LVSL – Ceci implique a minima de faire appel à certains affects patriotiques. Pensez-vous que l’écologie est l’occasion d’articuler les affects patriotiques qui existent en France avec la préoccupation pour l’écologie, dans une perspective de rupture avec la mondialisation ? Que pensez-vous de l’idée d’un patriotisme vert ?

FR – Cela me renvoie à ce que j’entends parfois à Flixecourt : la France n’est responsable qu’à 0,9% des émissions de gaz à effet de serre mondiaux, donc à quoi bon changer ? Or les progrès ne naissent que du fait de pays ou de blocs de pays qui ont été porteurs de quelque-chose dans l’histoire et en ont entraîné d’autres. Quand en 1793 on décide d’en finir avec la royauté, on ne demande pas à l’impératrice de Russie, à l’empereur de Prusse et au royaume d’Angleterre s’ils sont d’accord : on avance et on entraîne. Cela produit quelque chose en Europe. J’ai la vision d’une France qui peut avancer sur ce terrain-là, qui peut avancer seule sur un certain nombre de points et qui peut être entraînante. Cela s’est déjà vu sur un certain nombre de dossiers mineurs : le diméthoate par exemple, molécule chimique employée sur les cerises, a été interdit d’usage en France.
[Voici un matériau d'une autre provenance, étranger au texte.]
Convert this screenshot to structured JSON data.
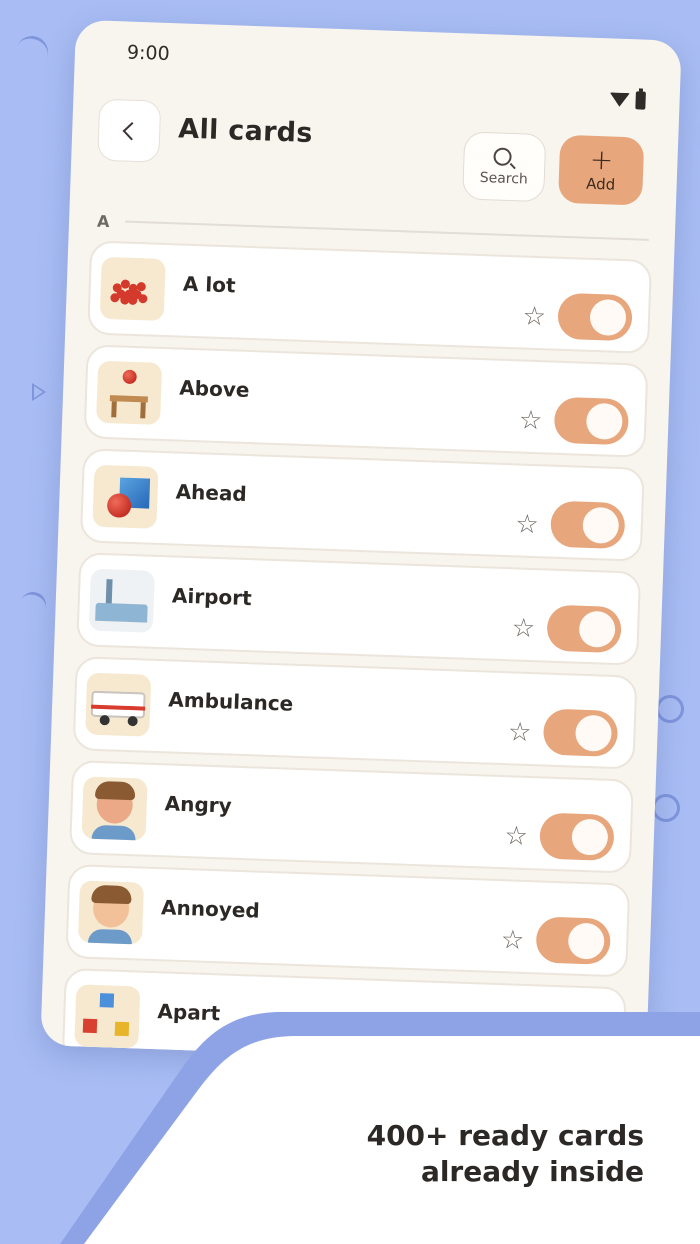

Cela a eu des effets d’entraînement, parce que d’autres pays l’ont interdit à leur tour. Je pense donc que l’on peut avoir un effet d’entraînement par de grands pactes mondiaux, effets d’entraînement qui ne sont pas à négliger. Si les grands accords mondiaux permettent de faire évoluer les consciences, je prends.

“Notre époque c’est celle d’un ciel bas et lourd qui pèse comme un couvercle sur les cœurs. L’absence d’initiative politique participe aussi de ce sentiment d’asphyxie.”
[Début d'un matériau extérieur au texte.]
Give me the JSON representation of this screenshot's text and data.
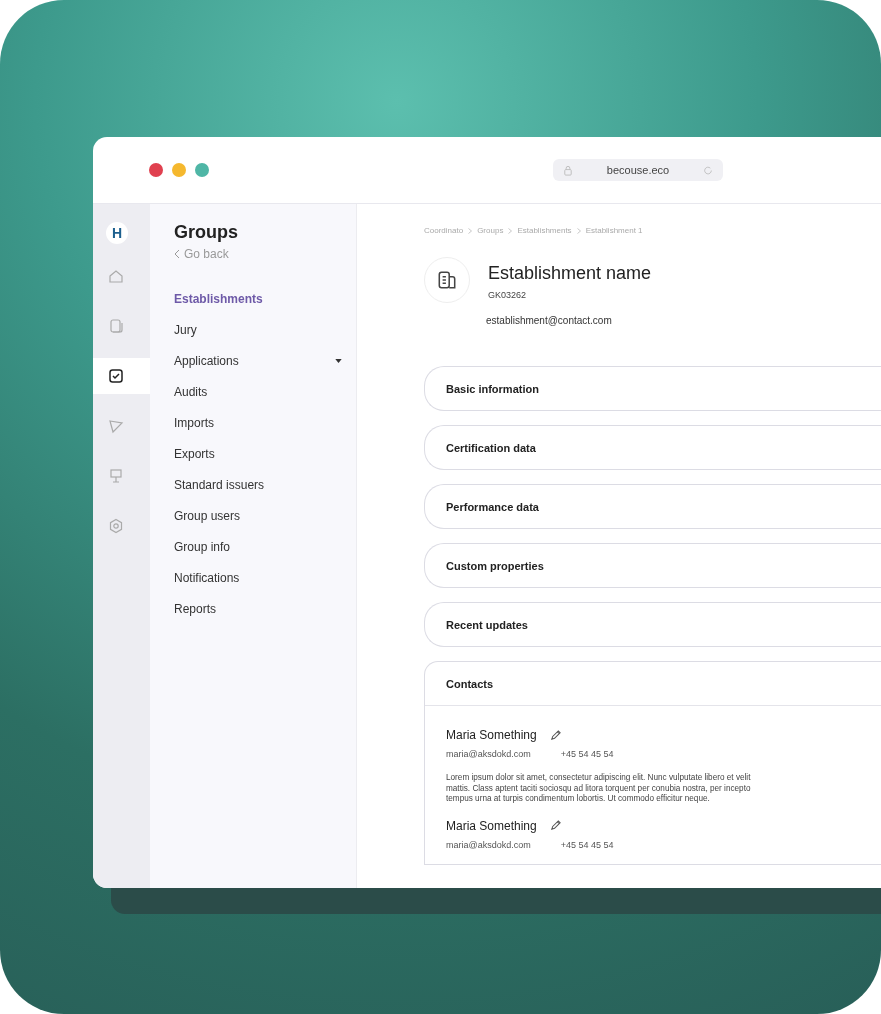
{
  "browser": {
    "address": "becouse.eco"
  },
  "rail": {
    "logo": "H",
    "items": [
      {
        "kind": "home",
        "selected": false
      },
      {
        "kind": "documents",
        "selected": false
      },
      {
        "kind": "checkbox",
        "selected": true
      },
      {
        "kind": "send",
        "selected": false
      },
      {
        "kind": "board",
        "selected": false
      },
      {
        "kind": "settings",
        "selected": false
      }
    ]
  },
  "sidebar": {
    "title": "Groups",
    "back": "Go back",
    "items": [
      {
        "label": "Establishments",
        "selected": true,
        "has_submenu": false
      },
      {
        "label": "Jury",
        "selected": false,
        "has_submenu": false
      },
      {
        "label": "Applications",
        "selected": false,
        "has_submenu": true
      },
      {
        "label": "Audits",
        "selected": false,
        "has_submenu": false
      },
      {
        "label": "Imports",
        "selected": false,
        "has_submenu": false
      },
      {
        "label": "Exports",
        "selected": false,
        "has_submenu": false
      },
      {
        "label": "Standard issuers",
        "selected": false,
        "has_submenu": false
      },
      {
        "label": "Group users",
        "selected": false,
        "has_submenu": false
      },
      {
        "label": "Group info",
        "selected": false,
        "has_submenu": false
      },
      {
        "label": "Notifications",
        "selected": false,
        "has_submenu": false
      },
      {
        "label": "Reports",
        "selected": false,
        "has_submenu": false
      }
    ]
  },
  "breadcrumb": [
    "Coordinato",
    "Groups",
    "Establishments",
    "Establishment 1"
  ],
  "establishment": {
    "name": "Establishment name",
    "code": "GK03262",
    "email": "establishment@contact.com"
  },
  "sections": [
    {
      "title": "Basic information",
      "expanded": false
    },
    {
      "title": "Certification data",
      "expanded": false
    },
    {
      "title": "Performance data",
      "expanded": false
    },
    {
      "title": "Custom properties",
      "expanded": false
    },
    {
      "title": "Recent updates",
      "expanded": false
    },
    {
      "title": "Contacts",
      "expanded": true
    }
  ],
  "contacts": [
    {
      "name": "Maria Something",
      "email": "maria@aksdokd.com",
      "phone": "+45 54 45 54",
      "note_lines": [
        "Lorem ipsum dolor sit amet, consectetur adipiscing elit. Nunc vulputate libero et velit",
        "mattis. Class aptent taciti sociosqu ad litora torquent per conubia nostra, per incepto",
        "tempus urna at turpis condimentum lobortis. Ut commodo efficitur neque."
      ]
    },
    {
      "name": "Maria Something",
      "email": "maria@aksdokd.com",
      "phone": "+45 54 45 54"
    }
  ]
}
Mais à un certain stade, il faut prendre des mesures concrètes. On marche sur la tête lorsqu’on me dit que l’on ne peut pas faire interdire les publicités a minima sur les 4X4, que dans notre pays la vente de 4X4 a augmenté de 30% en 2019, que les émissions de gaz à effets de serre ont encore augmenté, etc. Sur le marché intérieur au moins, la France pourrait prendre des mesures ; contre la publicité par exemple, qui constitue, à mon sens, un combat central. Actuellement, si je parle à des journalistes, si je tiens un journal depuis vingt ans, c’est parce que je suis persuadé que l’on ne peut changer le monde que si l’on change le regard des gens sur le monde. Et on ne peut changer le regard sur le monde que si on change ce qu’on met dans la tête des gens. À quoi cela sert-il de faire nos articles, nos manifestations de Youth for Climate, quand en face les Français avalent en moyenne les images de 5000 marques par jour ?
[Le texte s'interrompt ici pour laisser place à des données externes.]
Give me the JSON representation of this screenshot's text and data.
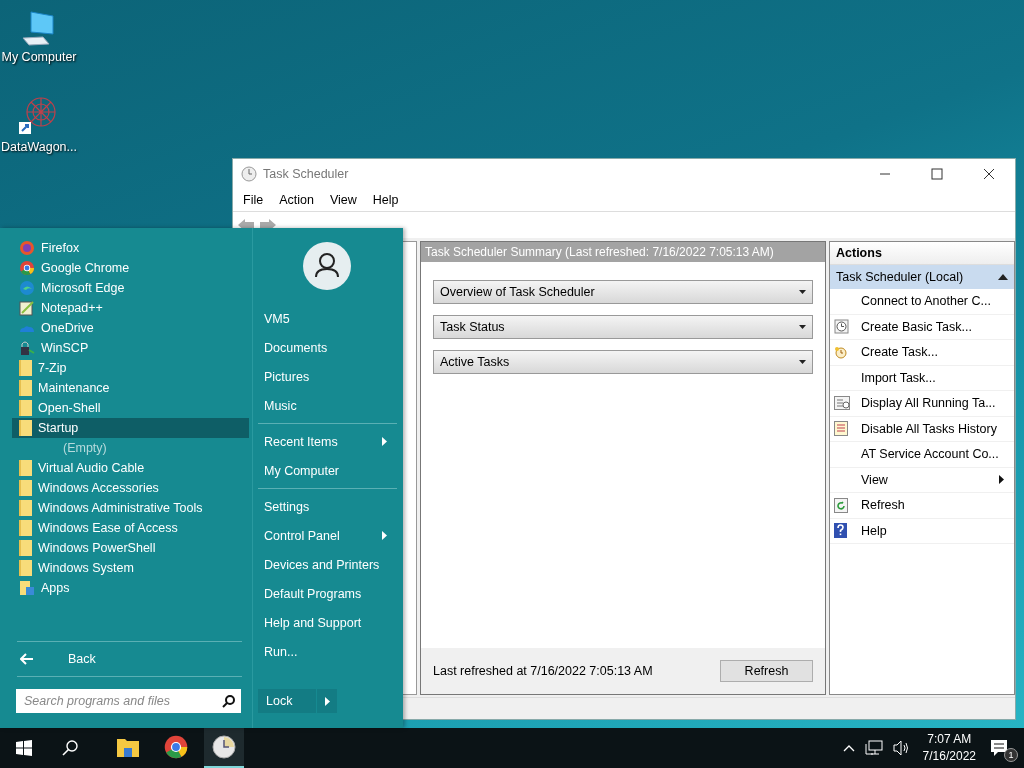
{
  "desktop_icons": [
    {
      "label": "My Computer",
      "kind": "computer"
    },
    {
      "label": "DataWagon...",
      "kind": "shortcut"
    }
  ],
  "window": {
    "title": "Task Scheduler",
    "menu": [
      "File",
      "Action",
      "View",
      "Help"
    ],
    "summary": {
      "header": "Task Scheduler Summary (Last refreshed: 7/16/2022 7:05:13 AM)",
      "sections": [
        {
          "label": "Overview of Task Scheduler",
          "expanded": false
        },
        {
          "label": "Task Status",
          "expanded": false
        },
        {
          "label": "Active Tasks",
          "expanded": false
        }
      ],
      "footer": "Last refreshed at 7/16/2022 7:05:13 AM",
      "button": "Refresh"
    },
    "actions": {
      "title": "Actions",
      "group": "Task Scheduler (Local)",
      "expanded": true,
      "items": [
        {
          "label": "Connect to Another C...",
          "kind": "plain"
        },
        {
          "label": "Create Basic Task...",
          "kind": "clock"
        },
        {
          "label": "Create Task...",
          "kind": "newtask"
        },
        {
          "label": "Import Task...",
          "kind": "plain"
        },
        {
          "label": "Display All Running Ta...",
          "kind": "running"
        },
        {
          "label": "Disable All Tasks History",
          "kind": "history"
        },
        {
          "label": "AT Service Account Co...",
          "kind": "plain"
        },
        {
          "label": "View",
          "kind": "submenu"
        },
        {
          "label": "Refresh",
          "kind": "refresh"
        },
        {
          "label": "Help",
          "kind": "help"
        }
      ]
    }
  },
  "start_menu": {
    "programs": [
      {
        "label": "Firefox",
        "kind": "firefox",
        "selected": false
      },
      {
        "label": "Google Chrome",
        "kind": "chrome",
        "selected": false
      },
      {
        "label": "Microsoft Edge",
        "kind": "edge",
        "selected": false
      },
      {
        "label": "Notepad++",
        "kind": "notepad",
        "selected": false
      },
      {
        "label": "OneDrive",
        "kind": "onedrive",
        "selected": false
      },
      {
        "label": "WinSCP",
        "kind": "winscp",
        "selected": false
      },
      {
        "label": "7-Zip",
        "kind": "folder",
        "selected": false
      },
      {
        "label": "Maintenance",
        "kind": "folder",
        "selected": false
      },
      {
        "label": "Open-Shell",
        "kind": "folder",
        "selected": false
      },
      {
        "label": "Startup",
        "kind": "folder",
        "selected": true
      },
      {
        "label": "(Empty)",
        "kind": "empty",
        "selected": false
      },
      {
        "label": "Virtual Audio Cable",
        "kind": "folder",
        "selected": false
      },
      {
        "label": "Windows Accessories",
        "kind": "folder",
        "selected": false
      },
      {
        "label": "Windows Administrative Tools",
        "kind": "folder",
        "selected": false
      },
      {
        "label": "Windows Ease of Access",
        "kind": "folder",
        "selected": false
      },
      {
        "label": "Windows PowerShell",
        "kind": "folder",
        "selected": false
      },
      {
        "label": "Windows System",
        "kind": "folder",
        "selected": false
      },
      {
        "label": "Apps",
        "kind": "apps",
        "selected": false
      }
    ],
    "back": "Back",
    "search": {
      "placeholder": "Search programs and files"
    },
    "places": [
      [
        {
          "label": "VM5",
          "submenu": false
        },
        {
          "label": "Documents",
          "submenu": false
        },
        {
          "label": "Pictures",
          "submenu": false
        },
        {
          "label": "Music",
          "submenu": false
        }
      ],
      [
        {
          "label": "Recent Items",
          "submenu": true
        },
        {
          "label": "My Computer",
          "submenu": false
        }
      ],
      [
        {
          "label": "Settings",
          "submenu": false
        },
        {
          "label": "Control Panel",
          "submenu": true
        },
        {
          "label": "Devices and Printers",
          "submenu": false
        },
        {
          "label": "Default Programs",
          "submenu": false
        },
        {
          "label": "Help and Support",
          "submenu": false
        },
        {
          "label": "Run...",
          "submenu": false
        }
      ]
    ],
    "lock": "Lock"
  },
  "taskbar": {
    "apps": [
      {
        "kind": "explorer",
        "selected": false
      },
      {
        "kind": "chrome",
        "selected": false
      },
      {
        "kind": "clock",
        "selected": true
      }
    ],
    "time": "7:07 AM",
    "date": "7/16/2022",
    "notifications": "1"
  }
}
Au fond, nous vivons un temps d’absurdité et les gens le ressentent. Cela participe de la perte de sens. Lorsqu’on se rend à Gare du nord et que le panneau des départs a été transformé par un grand panneau pour Audi, constitué avec des leds, que ce type de panneau doit consommer l’équivalent de dix foyers par an, on peut considérer que cette société a perdu son sens. Dans la répétition de « croissance, concurrence, mondialisation », à l’heure où on importe de la viande bovine en France pour exporter de la viande bovine en Chine, les gens ne vivent plus qu’un sentiment d’absurdité. Pour les personnes qui avalent des pubs toute la journée, cela produit une dissonance cognitive permanente. Gramsci parle d’un « temps de détachement de l’idéologie dominante » : les gens le voient bien et le ressentent profondément. Ils se sont détachés de cette absurdité et les gilets jaunes en sont un marqueur.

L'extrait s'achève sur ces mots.